И словно бы услышал Неронов неясный призыв, пробудился, выпростал из куколя голову, снял скуфейку и умылся дождем, блаженно разминая ладонями осунувшееся лицо; и волосы, с уже заметным гуменцом на темечке, протер и улыбнулся тепло и грустно: и так по-отечески взглянул на духовного сына, что у Аввакума забродило в груди, и он глухо керкнул горлом, сдерживая слезу, как лесовой старый ворон. Эх ты, мокрая твоя душа!
– Ты не взаболь ли со мною собрался страдать? – спросил Неронов улыбчиво, внезапно освобождаясь от нудившей его внутренней тесноты и обиды: и понял вдруг, что уже смирился с изгоном. Бог не выдаст, свинья не съест: и там люди родные живут, и с има Христос! – Слышь, Аввакум? С первой же попажей вертайся назад. Собор оставили покинутый и затворенный для верных. Давай возвращайся – и отвори! Говори прихожанам: люди, обнимитеся сердцем, хватит вздорить. Настали последние времена, Змей Горыныч идет на Русь! Ты понял?
– Ой, батько-батько! – поднял Аввакум тоскующие глаза. – Может, обойдется еще? – Он порывисто заголил у Неронова намокревший рукав дорожного кабата, отодвинул огибное железо, закованное намертво кинжами, и поцеловал припухлую мертвеющую кожу: запястье руки тонкое, с ручейками сонных жил. – Жалко мне тебя, так жалко... Давай дадим тягу?
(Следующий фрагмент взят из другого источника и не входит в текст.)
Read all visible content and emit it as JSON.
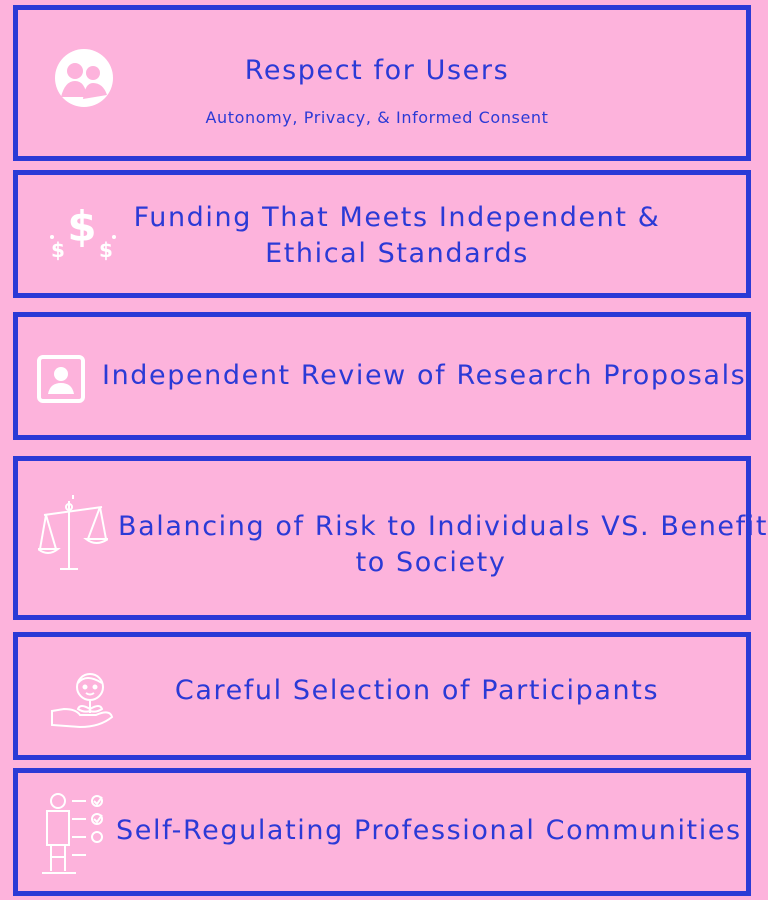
{
  "colors": {
    "background": "#fdb3dc",
    "accent": "#2b3ad6",
    "icon": "#ffffff"
  },
  "principles": [
    {
      "title": "Respect for Users",
      "subtitle": "Autonomy, Privacy, & Informed Consent",
      "icon": "people-circle-icon"
    },
    {
      "title_lines": [
        "Funding That Meets Independent &",
        "Ethical Standards"
      ],
      "icon": "dollar-signs-icon"
    },
    {
      "title": "Independent Review of Research Proposals",
      "icon": "profile-card-icon"
    },
    {
      "title_lines": [
        "Balancing of Risk to Individuals VS. Benefit",
        "to Society"
      ],
      "icon": "balance-scale-icon"
    },
    {
      "title": "Careful Selection of Participants",
      "icon": "hand-holding-person-icon"
    },
    {
      "title": "Self-Regulating Professional Communities",
      "icon": "person-checklist-icon"
    }
  ]
}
– За меня не тужи и не бери в голову. – Неронов решительно отнял руку, из-за пазухи добыл тряпошный узелок, долго, коряво копался остамевшими от дождя пальцами, помогая зубами. Возница-мирянин обернулся, подозрительно приглядываясь к седокам, но смолчал. – На тебе просвирку, сынок. А как станет больно худо, так и причастися, и дух мой вместе с Христовой плотью в тебя и вольется, займет каждый твой сустав и жилку и укрепит в немощи и туге. – И чего не ожидал Аввакум, Неронов цепко, азартно притянул его за шею и, подмигивая в спину возницы, горячо зашептал на ухо: – Пристав трижды ковал меня в темнице, да и отступился. Слетывают железа, не держат. Леший, говорит. Это про меня-то... леший, мол. Не связать им меня цепью. Как захочу – уйду, и великим войском не удержать.
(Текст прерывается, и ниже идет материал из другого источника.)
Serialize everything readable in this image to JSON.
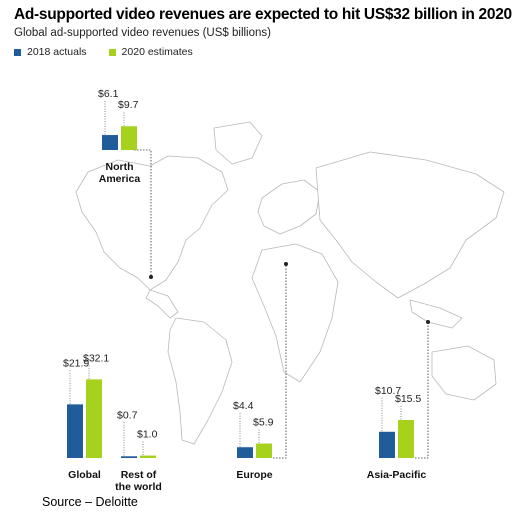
{
  "title": "Ad-supported video revenues are expected to hit US$32 billion in 2020",
  "subtitle": "Global ad-supported video revenues (US$ billions)",
  "legend": [
    {
      "label": "2018 actuals",
      "color": "#1f5c99"
    },
    {
      "label": "2020 estimates",
      "color": "#a6d11d"
    }
  ],
  "source": "Source – Deloitte",
  "chart_data": {
    "type": "bar",
    "categories": [
      "North America",
      "Global",
      "Rest of the world",
      "Europe",
      "Asia-Pacific"
    ],
    "series": [
      {
        "name": "2018 actuals",
        "values": [
          6.1,
          21.9,
          0.7,
          4.4,
          10.7
        ]
      },
      {
        "name": "2020 estimates",
        "values": [
          9.7,
          32.1,
          1.0,
          5.9,
          15.5
        ]
      }
    ],
    "value_labels": [
      [
        "$6.1",
        "$9.7"
      ],
      [
        "$21.9",
        "$32.1"
      ],
      [
        "$0.7",
        "$1.0"
      ],
      [
        "$4.4",
        "$5.9"
      ],
      [
        "$10.7",
        "$15.5"
      ]
    ],
    "category_labels": [
      [
        "North",
        "America"
      ],
      [
        "Global"
      ],
      [
        "Rest of",
        "the world"
      ],
      [
        "Europe"
      ],
      [
        "Asia-Pacific"
      ]
    ],
    "colors": {
      "2018 actuals": "#1f5c99",
      "2020 estimates": "#a6d11d"
    },
    "background": "world map"
  }
}
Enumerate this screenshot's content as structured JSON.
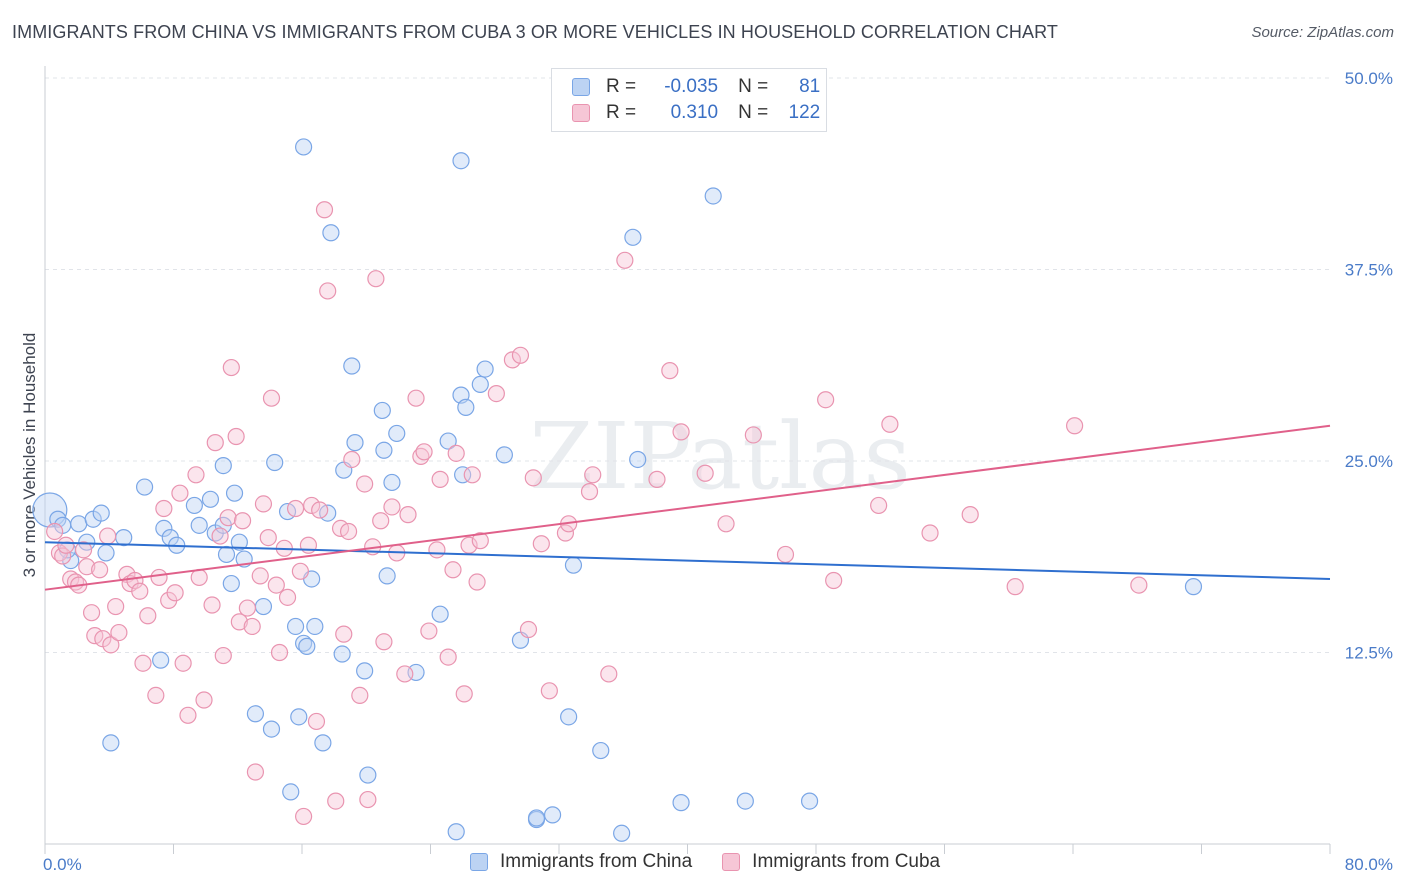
{
  "title": "IMMIGRANTS FROM CHINA VS IMMIGRANTS FROM CUBA 3 OR MORE VEHICLES IN HOUSEHOLD CORRELATION CHART",
  "source": "Source: ZipAtlas.com",
  "watermark": "ZIPatlas",
  "legend": {
    "rows": [
      {
        "r_label": "R =",
        "r_value": "-0.035",
        "n_label": "N =",
        "n_value": "81"
      },
      {
        "r_label": "R =",
        "r_value": "0.310",
        "n_label": "N =",
        "n_value": "122"
      }
    ]
  },
  "chart_data": {
    "type": "scatter",
    "title": "IMMIGRANTS FROM CHINA VS IMMIGRANTS FROM CUBA 3 OR MORE VEHICLES IN HOUSEHOLD CORRELATION CHART",
    "xlabel": "",
    "ylabel": "3 or more Vehicles in Household",
    "xlim": [
      0,
      80
    ],
    "ylim": [
      0,
      50
    ],
    "x_tick_labels": [
      "0.0%",
      "80.0%"
    ],
    "y_ticks": [
      12.5,
      25.0,
      37.5,
      50.0
    ],
    "y_tick_labels": [
      "12.5%",
      "25.0%",
      "37.5%",
      "50.0%"
    ],
    "grid": true,
    "legend_position": "top-center",
    "series": [
      {
        "name": "Immigrants from China",
        "color": "#7aa6e6",
        "fill": "#bcd3f3",
        "trend_color": "#2f6fcf",
        "r": -0.035,
        "n": 81,
        "trend": {
          "x": [
            0,
            80
          ],
          "y": [
            19.7,
            17.3
          ]
        },
        "points": [
          [
            0.3,
            21.8
          ],
          [
            0.8,
            21.2
          ],
          [
            1.1,
            20.8
          ],
          [
            1.6,
            18.5
          ],
          [
            1.4,
            19.2
          ],
          [
            2.1,
            20.9
          ],
          [
            2.6,
            19.7
          ],
          [
            3.0,
            21.2
          ],
          [
            3.5,
            21.6
          ],
          [
            3.8,
            19.0
          ],
          [
            4.9,
            20.0
          ],
          [
            6.2,
            23.3
          ],
          [
            7.4,
            20.6
          ],
          [
            7.8,
            20.0
          ],
          [
            8.2,
            19.5
          ],
          [
            9.3,
            22.1
          ],
          [
            9.6,
            20.8
          ],
          [
            10.3,
            22.5
          ],
          [
            10.6,
            20.3
          ],
          [
            11.1,
            24.7
          ],
          [
            11.1,
            20.8
          ],
          [
            11.3,
            18.9
          ],
          [
            11.6,
            17.0
          ],
          [
            12.1,
            19.7
          ],
          [
            12.4,
            18.6
          ],
          [
            13.1,
            8.5
          ],
          [
            13.6,
            15.5
          ],
          [
            14.1,
            7.5
          ],
          [
            14.3,
            24.9
          ],
          [
            15.1,
            21.7
          ],
          [
            15.3,
            3.4
          ],
          [
            15.6,
            14.2
          ],
          [
            15.8,
            8.3
          ],
          [
            16.1,
            13.1
          ],
          [
            16.1,
            45.5
          ],
          [
            16.3,
            12.9
          ],
          [
            16.6,
            17.3
          ],
          [
            16.8,
            14.2
          ],
          [
            17.3,
            6.6
          ],
          [
            17.6,
            21.6
          ],
          [
            17.8,
            39.9
          ],
          [
            18.5,
            12.4
          ],
          [
            18.6,
            24.4
          ],
          [
            19.1,
            31.2
          ],
          [
            19.3,
            26.2
          ],
          [
            19.9,
            11.3
          ],
          [
            20.1,
            4.5
          ],
          [
            21.0,
            28.3
          ],
          [
            21.1,
            25.7
          ],
          [
            21.3,
            17.5
          ],
          [
            21.6,
            23.6
          ],
          [
            21.9,
            26.8
          ],
          [
            23.1,
            11.2
          ],
          [
            24.6,
            15.0
          ],
          [
            25.1,
            26.3
          ],
          [
            25.9,
            29.3
          ],
          [
            25.9,
            44.6
          ],
          [
            26.0,
            24.1
          ],
          [
            26.2,
            28.5
          ],
          [
            27.1,
            30.0
          ],
          [
            27.4,
            31.0
          ],
          [
            28.6,
            25.4
          ],
          [
            29.6,
            13.3
          ],
          [
            30.6,
            1.6
          ],
          [
            30.6,
            1.7
          ],
          [
            31.6,
            1.9
          ],
          [
            32.6,
            8.3
          ],
          [
            32.9,
            18.2
          ],
          [
            34.6,
            6.1
          ],
          [
            35.9,
            0.7
          ],
          [
            36.6,
            39.6
          ],
          [
            36.9,
            25.1
          ],
          [
            39.6,
            2.7
          ],
          [
            41.6,
            42.3
          ],
          [
            43.6,
            2.8
          ],
          [
            47.6,
            2.8
          ],
          [
            71.5,
            16.8
          ],
          [
            25.6,
            0.8
          ],
          [
            7.2,
            12.0
          ],
          [
            4.1,
            6.6
          ],
          [
            11.8,
            22.9
          ]
        ]
      },
      {
        "name": "Immigrants from Cuba",
        "color": "#e994b0",
        "fill": "#f6c6d6",
        "trend_color": "#e0608a",
        "r": 0.31,
        "n": 122,
        "trend": {
          "x": [
            0,
            80
          ],
          "y": [
            16.6,
            27.3
          ]
        },
        "points": [
          [
            0.6,
            20.4
          ],
          [
            0.9,
            19.0
          ],
          [
            1.1,
            18.8
          ],
          [
            1.3,
            19.5
          ],
          [
            1.6,
            17.3
          ],
          [
            1.9,
            17.1
          ],
          [
            2.1,
            16.9
          ],
          [
            2.4,
            19.2
          ],
          [
            2.6,
            18.1
          ],
          [
            2.9,
            15.1
          ],
          [
            3.1,
            13.6
          ],
          [
            3.4,
            17.9
          ],
          [
            3.6,
            13.4
          ],
          [
            3.9,
            20.1
          ],
          [
            4.1,
            13.0
          ],
          [
            4.4,
            15.5
          ],
          [
            4.6,
            13.8
          ],
          [
            5.1,
            17.6
          ],
          [
            5.3,
            17.0
          ],
          [
            5.6,
            17.2
          ],
          [
            5.9,
            16.5
          ],
          [
            6.1,
            11.8
          ],
          [
            6.4,
            14.9
          ],
          [
            6.9,
            9.7
          ],
          [
            7.1,
            17.4
          ],
          [
            7.4,
            21.9
          ],
          [
            7.7,
            15.9
          ],
          [
            8.1,
            16.4
          ],
          [
            8.4,
            22.9
          ],
          [
            8.6,
            11.8
          ],
          [
            8.9,
            8.4
          ],
          [
            9.4,
            24.1
          ],
          [
            9.6,
            17.4
          ],
          [
            9.9,
            9.4
          ],
          [
            10.4,
            15.6
          ],
          [
            10.6,
            26.2
          ],
          [
            10.9,
            20.1
          ],
          [
            11.1,
            12.3
          ],
          [
            11.4,
            21.3
          ],
          [
            11.6,
            31.1
          ],
          [
            11.9,
            26.6
          ],
          [
            12.1,
            14.5
          ],
          [
            12.3,
            21.1
          ],
          [
            12.6,
            15.4
          ],
          [
            12.9,
            14.2
          ],
          [
            13.1,
            4.7
          ],
          [
            13.4,
            17.5
          ],
          [
            13.6,
            22.2
          ],
          [
            13.9,
            20.0
          ],
          [
            14.1,
            29.1
          ],
          [
            14.4,
            16.9
          ],
          [
            14.6,
            12.5
          ],
          [
            14.9,
            19.3
          ],
          [
            15.1,
            16.1
          ],
          [
            15.6,
            21.9
          ],
          [
            15.9,
            17.8
          ],
          [
            16.1,
            1.8
          ],
          [
            16.4,
            19.5
          ],
          [
            16.6,
            22.1
          ],
          [
            16.9,
            8.0
          ],
          [
            17.1,
            21.8
          ],
          [
            17.4,
            41.4
          ],
          [
            17.6,
            36.1
          ],
          [
            18.1,
            2.8
          ],
          [
            18.4,
            20.6
          ],
          [
            18.6,
            13.7
          ],
          [
            18.9,
            20.4
          ],
          [
            19.1,
            25.1
          ],
          [
            19.6,
            9.7
          ],
          [
            19.9,
            23.5
          ],
          [
            20.1,
            2.9
          ],
          [
            20.4,
            19.4
          ],
          [
            20.6,
            36.9
          ],
          [
            20.9,
            21.1
          ],
          [
            21.1,
            13.2
          ],
          [
            21.6,
            22.0
          ],
          [
            21.9,
            19.0
          ],
          [
            22.4,
            11.1
          ],
          [
            22.6,
            21.5
          ],
          [
            23.1,
            29.1
          ],
          [
            23.4,
            25.3
          ],
          [
            23.6,
            25.6
          ],
          [
            23.9,
            13.9
          ],
          [
            24.4,
            19.2
          ],
          [
            24.6,
            23.8
          ],
          [
            25.1,
            12.2
          ],
          [
            25.4,
            17.9
          ],
          [
            25.6,
            25.5
          ],
          [
            26.1,
            9.8
          ],
          [
            26.4,
            19.5
          ],
          [
            26.6,
            24.1
          ],
          [
            26.9,
            17.1
          ],
          [
            27.1,
            19.8
          ],
          [
            28.1,
            29.4
          ],
          [
            29.1,
            31.6
          ],
          [
            29.6,
            31.9
          ],
          [
            30.1,
            14.0
          ],
          [
            30.4,
            23.9
          ],
          [
            30.9,
            19.6
          ],
          [
            31.4,
            10.0
          ],
          [
            32.4,
            20.3
          ],
          [
            32.6,
            20.9
          ],
          [
            33.9,
            23.0
          ],
          [
            34.1,
            24.1
          ],
          [
            35.1,
            11.1
          ],
          [
            36.1,
            38.1
          ],
          [
            38.1,
            23.8
          ],
          [
            38.9,
            30.9
          ],
          [
            39.6,
            26.9
          ],
          [
            41.1,
            24.2
          ],
          [
            42.4,
            20.9
          ],
          [
            44.1,
            26.7
          ],
          [
            46.1,
            18.9
          ],
          [
            48.6,
            29.0
          ],
          [
            49.1,
            17.2
          ],
          [
            51.9,
            22.1
          ],
          [
            52.6,
            27.4
          ],
          [
            55.1,
            20.3
          ],
          [
            57.6,
            21.5
          ],
          [
            60.4,
            16.8
          ],
          [
            64.1,
            27.3
          ],
          [
            68.1,
            16.9
          ]
        ]
      }
    ]
  },
  "bottom_legend": {
    "items": [
      {
        "label": "Immigrants from China"
      },
      {
        "label": "Immigrants from Cuba"
      }
    ]
  }
}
Только сейчас дошло до Аввакума, что десница опального протопопа свободна, та самая длань, кою так горячо еще минуту тому он целовал. Да и то верно: разве оковать святого человека? И потому не шибко удивился Аввакум особой чудесной силе Неронова. Коли сквозь мглу времен предвидит божественные решенья, так что стоит ему скинуть чужебесные узы?
Неронов приотвернулся, неприметно просунул ладонь обратно в огибное железно и для верности, с какой-то странной ребячьей похвальбой встряхнул тяжелой цепью, мерно пролившейся звеньями вдоль тела к щиколоткам ног. Лошадь вспрянула и затрусила полевой дорогой.
Снова въехали в суземок, пошла лесная тележница, перевитая кореньем, еловый лапник свешивался почти к земле, гнус, не отставая, так и висел облаком над телегой. Тишина невмолчная, серенький денек, провисшие, готовые снова лопнуть дождем небеса – и на десятки верст ни одной живой души: из престольной да в звериную глухомань сунул изверг такую светлую душу. И невольно воскликнул Аввакум, вдруг открывшись, что на сердце его отныне поселилась жесточь к патриарху и будет жечь, пока восседает он на государевой стулке.
– Скинулся на нашу голову шиш антихристов. Скоро и антихриста жди...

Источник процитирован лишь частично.